Ripstop nylon fabric is a term that means the fabric’s body threads and reinforcement threads are entirely nylon.
Exploring the structure of ripstop helps us better understand this fabric.
Like many common fabrics, ripstop has two distinct planes or dimensions: horizontal and vertical.
Technically, ripstop is what the textile industry refers to as a “plainweaver”. But it’s more accurate to say that ripstop employs a special variant of plainweaving construction. This construction entails “simple” up and down alternating cross-hatches always intertwined with two fibres.
Microscope images of three fabrics: ripstop (a), plain weave (b) and nonwoven (c).
Image source: Researchgate.net
The image above demonstrates this construction and compares it to two others. If you were to examine under a microscope a piece of ripstop, you’d immediately notice the crisp lines and uniform spacing of the construction. Then, if you viewed a piece of material from a regular t-shirt, you’d see a significantly less crispness and uniformity.
The structure of a fabric is also impacted by its warp and weft. Think of warp as the fabric fill-in while the weft is the yarn woven in between. The image below makes that a bit more comprehensible.
Image source: Pinterest.com
One other very important structural characteristic of ripstop is the thing that allows it to stop rips. That thing is its yarn thickness (which also happens to correlate with weave technique). In a ripstop fabric, thicker yarn is placed at intervals of 5 mm to 8mm (or 0.2 to 0.3 inches).
Image source: Matadorup.com
In the illustration above, the thicker yarn (depicted in blue) serves as a reinforcing thread—or rib—that’s much higher in tensile strength than the threads adjacent it. These ribs increase the fabric’s tear-propigation resistance strength.
(For the record, we at UF PRO use double these yarns in order to even further increase the ability to stop tears from spreading).
Higher strength (and greater durability) is also achievable by more closely spacing the construction of the main pattern. However, this denser construction also increases the weight of the fabric.
One caveat we always keep in mind is that the structure doesn’t reveal much about the base fibres of the yarns used. Indeed, NyCo ripstop nomenclature can mean different things in different scenarios.
Let’s look at an example of NyCo ripstop to see how this can play out.
The fact that you have NYCO (nylon-cotton blend) ripstop tells you about the structure, but nothing about the nylon’s denier nor about the cotton’s quality—both of which significantly affect the performance of the final product.

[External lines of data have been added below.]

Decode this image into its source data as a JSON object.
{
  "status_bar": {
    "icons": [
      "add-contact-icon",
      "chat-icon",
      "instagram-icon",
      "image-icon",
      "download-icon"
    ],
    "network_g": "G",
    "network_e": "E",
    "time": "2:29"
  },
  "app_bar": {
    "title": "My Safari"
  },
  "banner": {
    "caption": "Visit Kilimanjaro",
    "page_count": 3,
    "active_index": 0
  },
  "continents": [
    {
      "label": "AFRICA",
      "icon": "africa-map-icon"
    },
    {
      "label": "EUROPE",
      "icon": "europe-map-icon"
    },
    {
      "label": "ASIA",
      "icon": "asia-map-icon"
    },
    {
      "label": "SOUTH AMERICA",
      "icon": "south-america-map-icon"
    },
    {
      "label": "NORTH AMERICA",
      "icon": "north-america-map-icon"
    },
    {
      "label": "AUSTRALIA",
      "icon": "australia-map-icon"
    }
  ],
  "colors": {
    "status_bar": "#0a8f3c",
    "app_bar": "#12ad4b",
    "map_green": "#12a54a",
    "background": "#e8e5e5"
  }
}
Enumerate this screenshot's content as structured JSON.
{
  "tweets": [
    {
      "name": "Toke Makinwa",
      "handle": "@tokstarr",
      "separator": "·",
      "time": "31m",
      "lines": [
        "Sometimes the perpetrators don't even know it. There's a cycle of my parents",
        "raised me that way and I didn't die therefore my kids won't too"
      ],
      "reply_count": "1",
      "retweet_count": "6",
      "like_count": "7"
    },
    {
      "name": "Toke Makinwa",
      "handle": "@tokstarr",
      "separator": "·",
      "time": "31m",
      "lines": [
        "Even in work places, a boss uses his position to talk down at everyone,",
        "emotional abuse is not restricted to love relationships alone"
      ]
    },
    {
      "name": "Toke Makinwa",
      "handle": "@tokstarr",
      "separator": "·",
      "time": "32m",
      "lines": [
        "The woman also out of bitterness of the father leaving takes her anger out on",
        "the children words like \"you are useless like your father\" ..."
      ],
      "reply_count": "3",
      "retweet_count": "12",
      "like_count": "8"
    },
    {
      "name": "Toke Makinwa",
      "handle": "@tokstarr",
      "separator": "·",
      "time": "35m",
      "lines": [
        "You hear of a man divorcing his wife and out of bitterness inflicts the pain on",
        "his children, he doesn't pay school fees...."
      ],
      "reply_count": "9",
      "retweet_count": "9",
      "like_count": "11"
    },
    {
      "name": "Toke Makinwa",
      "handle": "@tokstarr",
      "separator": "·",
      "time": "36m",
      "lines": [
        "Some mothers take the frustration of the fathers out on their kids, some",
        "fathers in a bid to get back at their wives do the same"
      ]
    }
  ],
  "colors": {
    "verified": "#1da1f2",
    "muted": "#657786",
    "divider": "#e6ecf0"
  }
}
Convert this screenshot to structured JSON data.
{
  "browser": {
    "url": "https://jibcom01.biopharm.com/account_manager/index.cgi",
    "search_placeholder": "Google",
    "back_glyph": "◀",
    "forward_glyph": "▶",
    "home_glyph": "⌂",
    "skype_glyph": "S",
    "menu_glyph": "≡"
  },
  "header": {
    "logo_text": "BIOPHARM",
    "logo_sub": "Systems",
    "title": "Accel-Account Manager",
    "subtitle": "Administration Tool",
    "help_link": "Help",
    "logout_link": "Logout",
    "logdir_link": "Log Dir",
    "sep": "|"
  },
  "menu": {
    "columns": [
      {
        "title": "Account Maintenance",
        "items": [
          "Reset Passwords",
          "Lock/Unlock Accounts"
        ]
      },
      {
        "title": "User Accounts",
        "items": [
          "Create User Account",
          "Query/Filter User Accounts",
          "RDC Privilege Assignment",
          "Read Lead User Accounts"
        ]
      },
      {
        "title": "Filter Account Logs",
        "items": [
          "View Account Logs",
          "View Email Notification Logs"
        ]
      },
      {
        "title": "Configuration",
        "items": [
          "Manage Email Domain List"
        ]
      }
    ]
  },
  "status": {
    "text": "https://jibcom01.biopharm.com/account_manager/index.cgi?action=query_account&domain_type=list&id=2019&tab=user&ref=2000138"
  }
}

To avoid problems that might arise from this lack of clarity, there are always standard tests that can be conducted. The data for our NyCo Ripstop fabric is:
- warp 69N
- weft 52N
Why do we primarily use ripstop? Mostly because it’s a high-performing fabric perfect for our clothing—it’s strong, it’s readily available for different colours, and (despite being top-of-class), ripstop is also an economically efficient fabric. Plus, it’s visually striking.

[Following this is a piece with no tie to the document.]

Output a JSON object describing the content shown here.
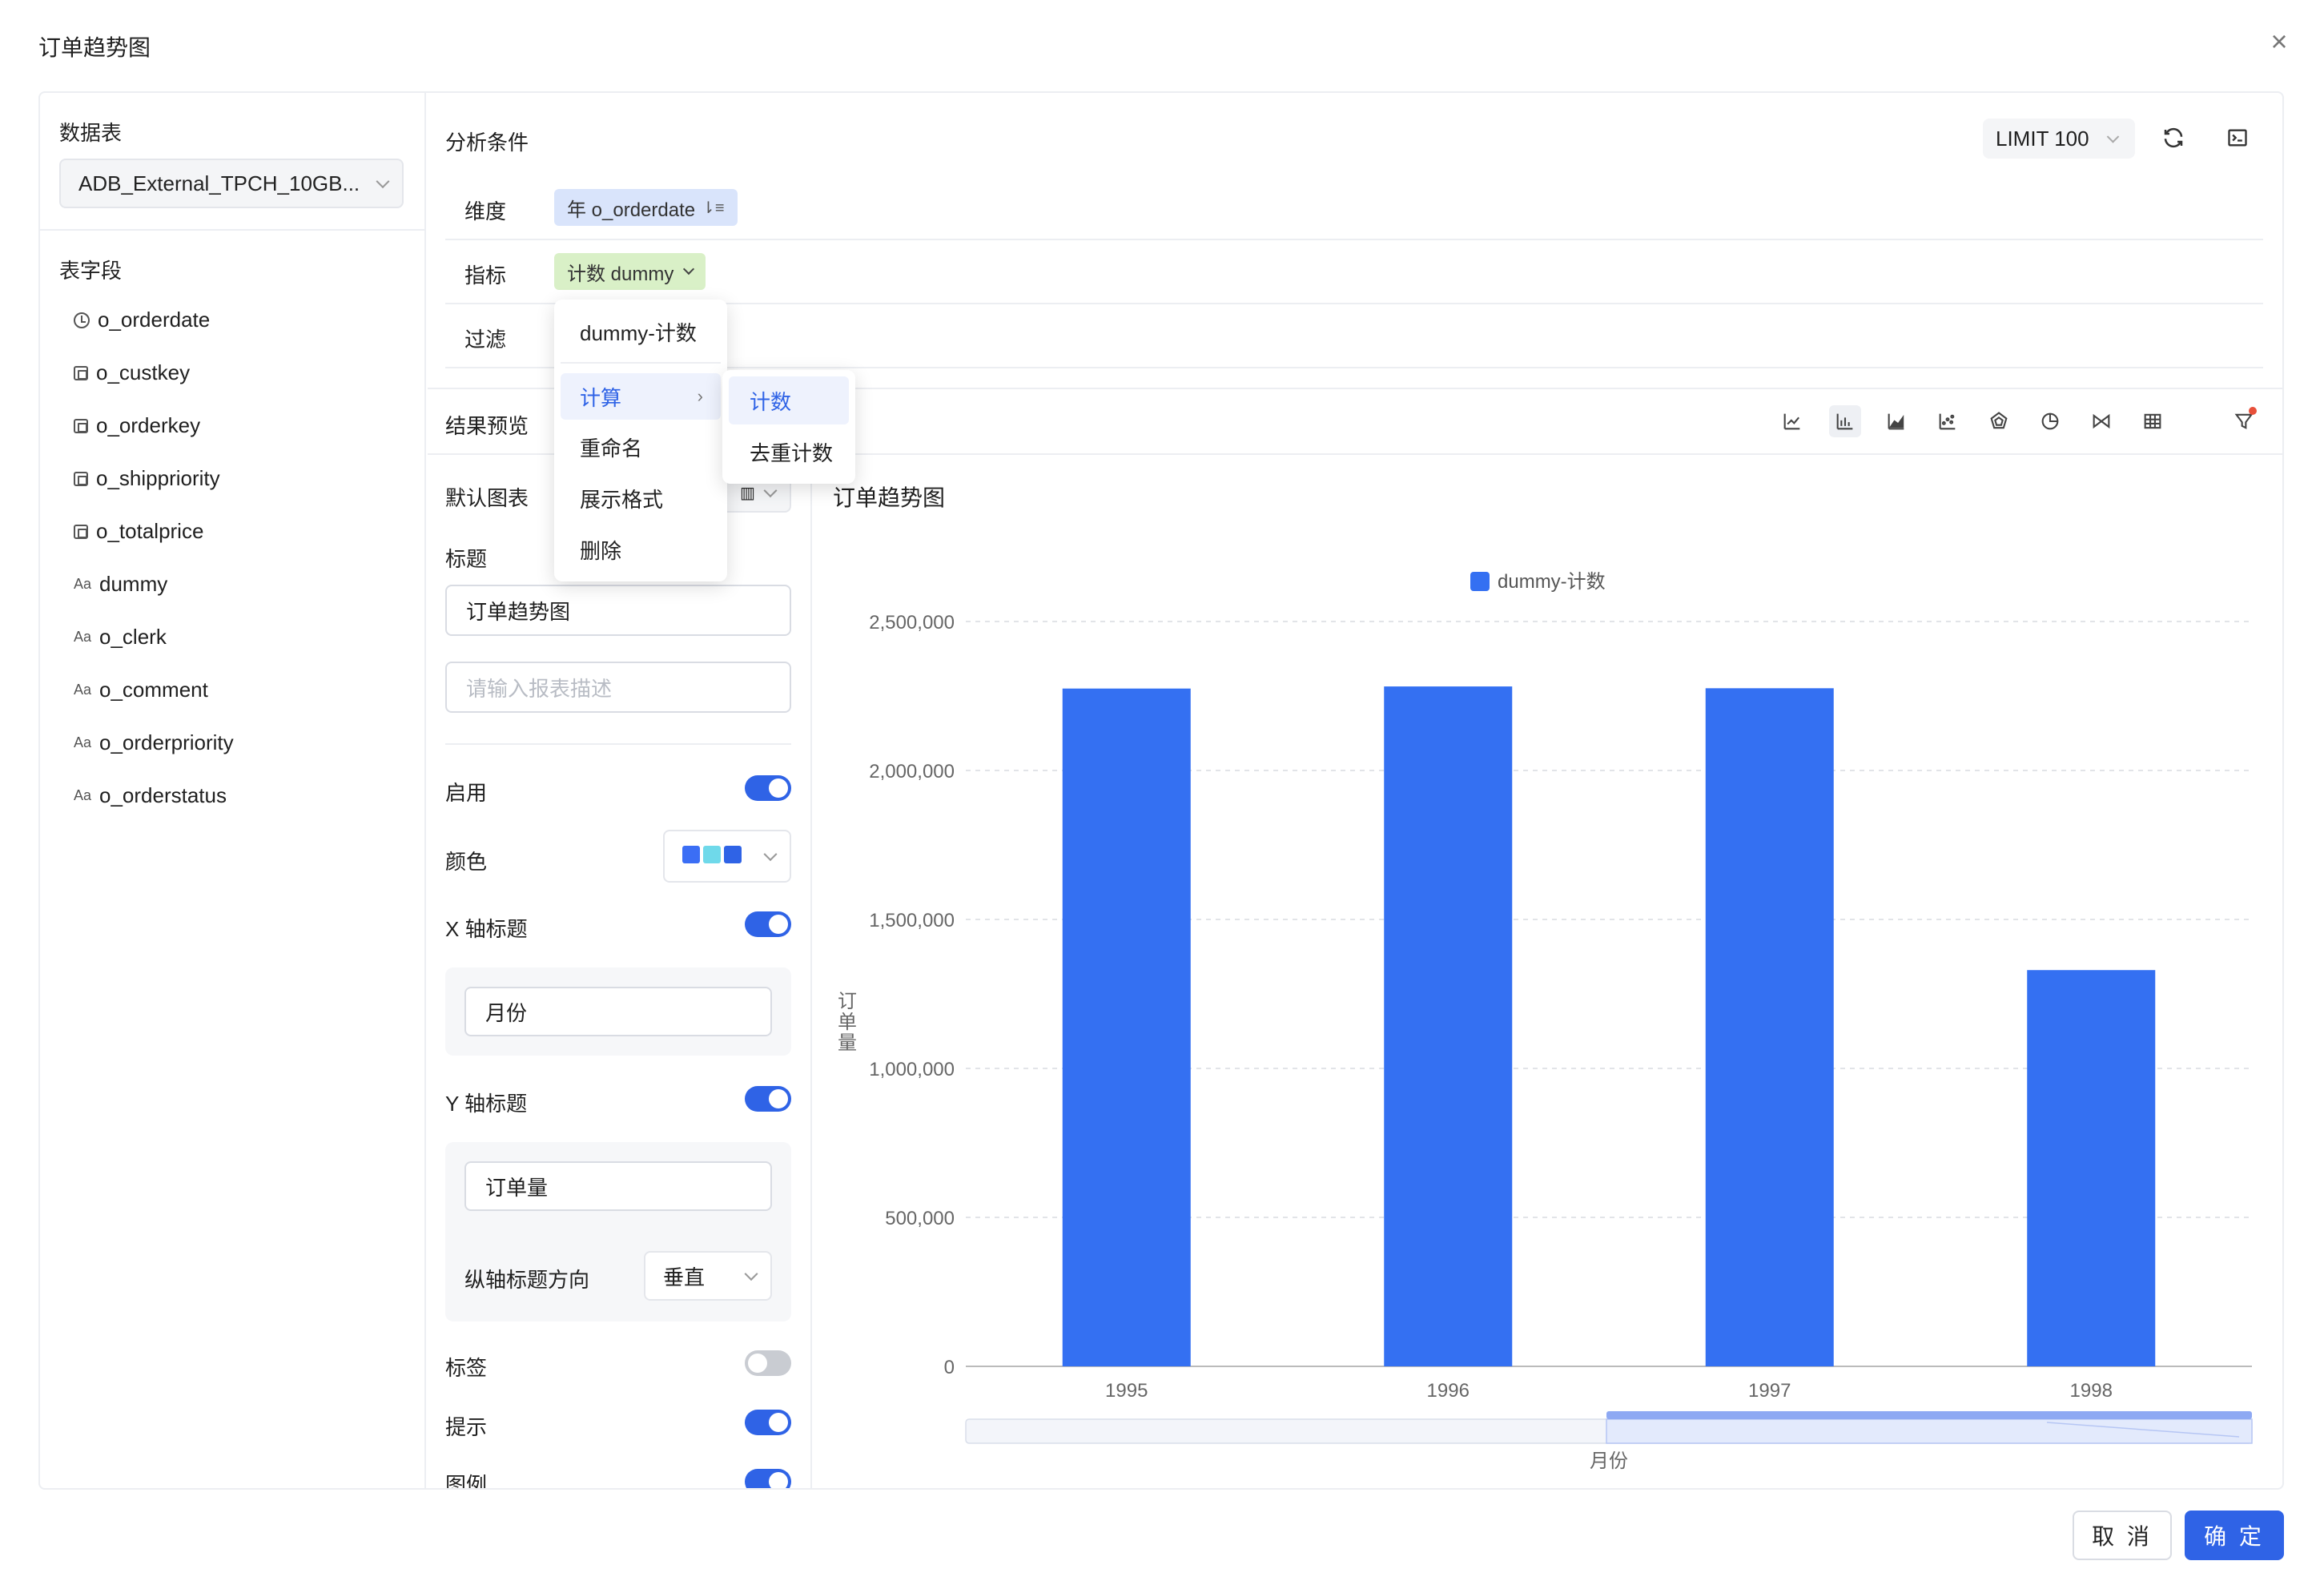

We also like the ease with which different properties can be achieved simply by incorporating various materials. For instance, antistatic fabrics (which resemble ripstop) come with their squares made from carbon fibres—the construction remains the same, but the carbon adds those desirable antistatic characteristics. Another example, NyCo ripstop can be made even stronger with the addition of more nylon.
Other suitable options
In the tactical field, ripstop’s most recognised competitor is the twill weave found in Germany’s Flecktarn gear. But it’s a weave based on a different construction and different fibre (Flecktarn is ordinarily a 35-percent polyester and 65-percent cotton blend).
You might wonder if there are disadvantages to twill weaves. The answer is yes. In our opinion, a twill fabric is too weak for what is intended. It takes comparatively little force to break the weft and twill dimensions. That’s due to the presence of the cotton (in a twill weave, there’s usually more cotton than polyester). Cotton, being by far the weaker of the two fibres, becomes the fabric’s Achille’s heel.
You might also wonder about the corollary: are there any advantages to using twill construction? Again the answer is yes. Owing to the cotton, twill is more comfortable to wear for long periods.